19) HCF of 54, 72 and 90 is 18
20a)
Possible numbers between 10 and 20 that are multiples of 4: 12, 16, 20
Possible numbers between 20 and 40 that share HCF of 4 with one of the above: 20, 24, 28, 32, 36, 40
Valid pairs (HCF = 4):
• (12, 20), (12, 28), (12, 36)
• (16, 20), (16, 24), (16, 28), (16, 32), (16, 36), (16, 40)
• (20, 24), (20, 28), (20, 32), (20, 36), (20, 40)
20b)
Check all pairs of numbers (one in 10–20, the other in 20–40) whose HCF is exactly 4. List all such pairs systematically by checking each possible candidate.
🧠 Think like a Mathematician
Question: What is the relationship between the highest common factor (HCF), lowest common multiple (LCM), and the product of two numbers?
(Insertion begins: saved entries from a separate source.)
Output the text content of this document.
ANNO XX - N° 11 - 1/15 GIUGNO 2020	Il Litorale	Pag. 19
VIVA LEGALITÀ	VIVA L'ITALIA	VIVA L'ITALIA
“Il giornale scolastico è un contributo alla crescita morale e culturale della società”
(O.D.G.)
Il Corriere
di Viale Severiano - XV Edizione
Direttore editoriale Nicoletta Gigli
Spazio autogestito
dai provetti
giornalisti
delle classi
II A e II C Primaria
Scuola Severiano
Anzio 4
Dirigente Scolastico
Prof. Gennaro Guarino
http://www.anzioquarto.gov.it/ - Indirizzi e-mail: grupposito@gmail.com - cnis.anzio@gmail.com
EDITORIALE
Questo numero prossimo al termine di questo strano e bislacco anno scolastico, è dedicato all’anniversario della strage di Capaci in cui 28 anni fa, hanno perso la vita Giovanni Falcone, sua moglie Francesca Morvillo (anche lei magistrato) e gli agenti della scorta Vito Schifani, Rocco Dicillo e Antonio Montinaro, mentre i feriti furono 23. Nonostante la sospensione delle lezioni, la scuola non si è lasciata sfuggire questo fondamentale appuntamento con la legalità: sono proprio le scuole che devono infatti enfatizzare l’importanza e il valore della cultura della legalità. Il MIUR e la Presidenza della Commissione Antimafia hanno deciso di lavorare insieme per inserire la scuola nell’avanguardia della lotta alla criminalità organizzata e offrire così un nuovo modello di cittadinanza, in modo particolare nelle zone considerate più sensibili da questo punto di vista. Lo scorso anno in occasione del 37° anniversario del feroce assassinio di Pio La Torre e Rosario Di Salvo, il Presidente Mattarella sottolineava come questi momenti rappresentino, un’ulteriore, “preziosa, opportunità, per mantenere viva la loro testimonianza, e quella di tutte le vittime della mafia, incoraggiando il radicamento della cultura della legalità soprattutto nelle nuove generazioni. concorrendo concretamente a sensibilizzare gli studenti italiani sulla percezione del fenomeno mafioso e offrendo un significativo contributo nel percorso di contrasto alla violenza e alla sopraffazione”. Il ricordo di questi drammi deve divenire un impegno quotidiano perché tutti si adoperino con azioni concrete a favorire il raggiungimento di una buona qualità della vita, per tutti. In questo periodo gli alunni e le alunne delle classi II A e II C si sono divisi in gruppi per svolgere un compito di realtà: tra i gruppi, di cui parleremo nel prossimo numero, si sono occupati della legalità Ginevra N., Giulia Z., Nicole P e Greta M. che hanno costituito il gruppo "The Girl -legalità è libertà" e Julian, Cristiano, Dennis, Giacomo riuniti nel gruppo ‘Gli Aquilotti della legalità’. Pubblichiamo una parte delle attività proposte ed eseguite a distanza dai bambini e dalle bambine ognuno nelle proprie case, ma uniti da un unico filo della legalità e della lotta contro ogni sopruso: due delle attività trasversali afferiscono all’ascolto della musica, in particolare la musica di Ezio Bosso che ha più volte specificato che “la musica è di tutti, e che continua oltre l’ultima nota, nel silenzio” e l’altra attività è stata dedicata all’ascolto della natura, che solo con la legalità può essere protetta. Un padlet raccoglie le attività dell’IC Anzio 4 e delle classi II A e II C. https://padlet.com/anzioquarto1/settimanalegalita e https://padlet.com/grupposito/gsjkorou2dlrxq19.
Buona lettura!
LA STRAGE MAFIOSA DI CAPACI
Equipment: Pencil, paper, calculator (optional)
Method:
- a) Find the HCF of 8 and 12.
- b) Find the LCM of 8 and 12.
- c) Find the product of 8 and 12.
- d) Find the product of the HCF and the LCM of 8 and 12.
- e) What do you notice about the answers to parts c and d?
- f) Can you generalise the result in part e for different pairs of numbers? Investigate.
Follow-up Questions:
👀 Show Answers
- 1:$8 \times 12 = 96$
- 2: HCF = 4, LCM = 24
- 3:$\text{HCF} \times \text{LCM} = 4 \times 24 = 96$, which matches the product of the original numbers.
- 4: Yes, for any two positive integers $A$ and $B$:
$A \times B = \text{HCF}(A,B) \times \text{LCM}(A,B)$
❓ EXERCISES
21. The HCF of two numbers is 3. The LCM of the two numbers is 45.
- a) Explain why each number is a multiple of 3.
- b) Explain why each number is a factor of 45.
- c) Find the two numbers.
👀 Show answer
b) Since the LCM is 45, both numbers must be factors of 45 — otherwise their least common multiple would be higher.
c) The two numbers are 9 and 15, because:
– HCF(9, 15) = 3
– LCM(9, 15) = 45
⚠️ Be careful!
Don’t confuse the lowest common multiple (LCM) with the highest common factor (HCF). The LCM is the smallest number that both numbers divide into, while the HCF is the largest number that divides into both.